I suppose it was inevitable. I've been burning the candle
not only at both ends, but I thought I'd give the middle a chance to feel the
heat as well. The result is entirely predictable - breakdown.
I've been pulled six ways to Sunday and I still never learn.

Part of the problem is just the incredible incompetence of the
human species as a whole. Granted I'm just as incompetent at times, but I
still keep a fantasy that I'm somehow not in the same league as the rest of you
zombies. I know it's just self delusion, but there are some reasonable
signals that I'm not complete off the mark with my observations.
So when the shit starts coming down because no one has been
listening to a damn word I've been saying over the past months, I start freaking
out. My first inclination is to grab whomever is whining to me at the
moment by the scruff of the neck and rub their nose in the pile of shit that has
obviously come out their orifice. "Bad dog. Bad, bad, BAD dog."

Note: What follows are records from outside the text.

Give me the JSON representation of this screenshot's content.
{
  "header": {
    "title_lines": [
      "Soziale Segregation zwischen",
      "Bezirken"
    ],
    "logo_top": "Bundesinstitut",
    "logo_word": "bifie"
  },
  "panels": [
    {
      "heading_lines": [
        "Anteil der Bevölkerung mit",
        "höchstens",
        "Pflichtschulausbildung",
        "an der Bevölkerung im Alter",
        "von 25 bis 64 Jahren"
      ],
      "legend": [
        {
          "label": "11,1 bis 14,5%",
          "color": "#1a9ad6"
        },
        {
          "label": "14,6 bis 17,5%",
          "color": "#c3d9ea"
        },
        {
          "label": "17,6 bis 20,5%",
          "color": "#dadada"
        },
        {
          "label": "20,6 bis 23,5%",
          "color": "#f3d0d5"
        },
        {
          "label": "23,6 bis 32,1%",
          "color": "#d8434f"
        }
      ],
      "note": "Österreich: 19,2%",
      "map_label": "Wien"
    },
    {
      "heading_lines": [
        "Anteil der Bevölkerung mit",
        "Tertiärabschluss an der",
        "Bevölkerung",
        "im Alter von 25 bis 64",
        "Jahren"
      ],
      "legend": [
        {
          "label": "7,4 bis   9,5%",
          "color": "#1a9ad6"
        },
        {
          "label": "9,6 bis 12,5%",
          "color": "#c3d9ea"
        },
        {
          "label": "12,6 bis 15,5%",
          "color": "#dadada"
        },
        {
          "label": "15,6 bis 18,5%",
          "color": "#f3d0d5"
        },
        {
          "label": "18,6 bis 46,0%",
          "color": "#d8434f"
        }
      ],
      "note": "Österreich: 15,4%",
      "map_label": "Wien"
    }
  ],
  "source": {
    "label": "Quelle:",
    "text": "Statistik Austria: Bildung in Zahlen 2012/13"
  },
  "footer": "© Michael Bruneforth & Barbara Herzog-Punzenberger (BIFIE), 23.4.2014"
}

I start looking for a newspaper to roll up and use on their bottom.
And I know this won't do any good at all. The urge passes
and I put on a picture perfect smile as I go into my "teacher" mode. I
politely guide them through the processes that I have already spelled out in in
excruciating detail. Detail that I've laid out in triplicate, using every
available communication channel I have with them.

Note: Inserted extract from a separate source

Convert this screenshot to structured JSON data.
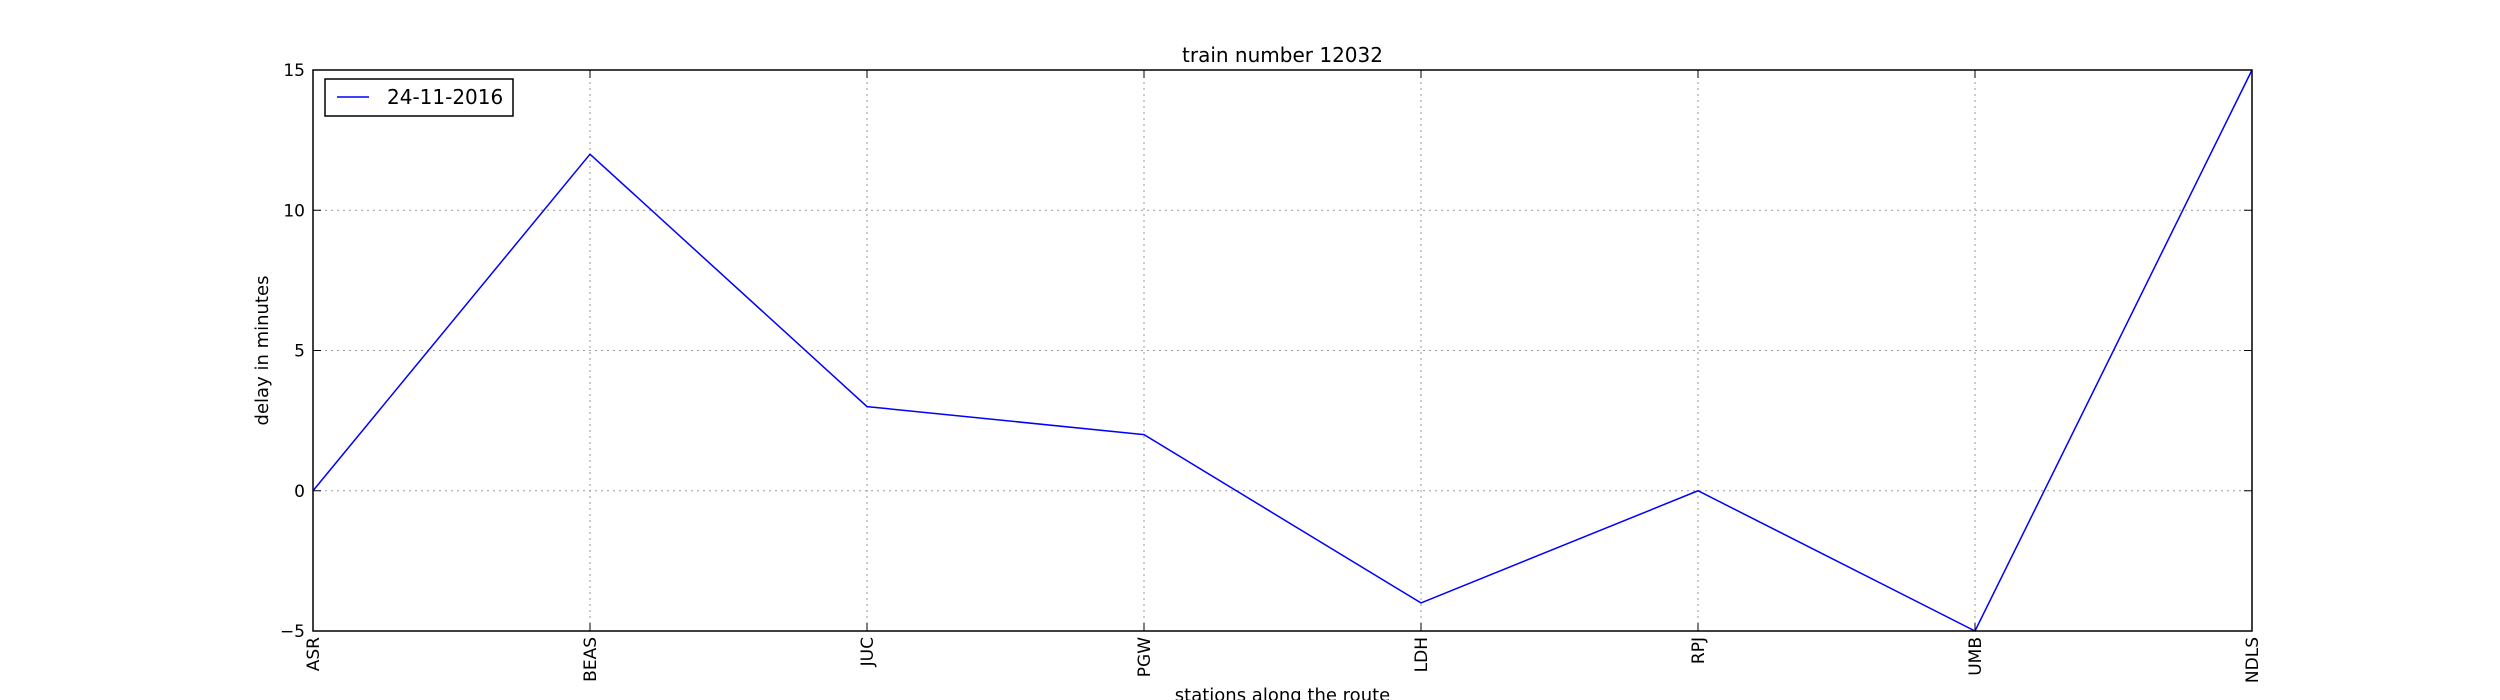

And still they act like they haven't heard a word I've said, and
look with surprise at the documents I've laid out and they actually have in
their possession.

I guess I'm just talking into thin air at times. I'm sure
that I must do the same thing. Lord knows I'm not perfect by any means.
I certainly don't have the luxury of a truly objective view of myself from the
outside.
But JHCORFC. Didn't I just say that over and over and over
and over and over and over and over and over and over and over and over and
over?
Didn't I just tell you exactly how you were supposed to
do this? Didn't tell you several times how crucial this was to do it
precisely the way I explained it? Didn't I tell you NOT to push that
button labeled Global Thermonuclear War?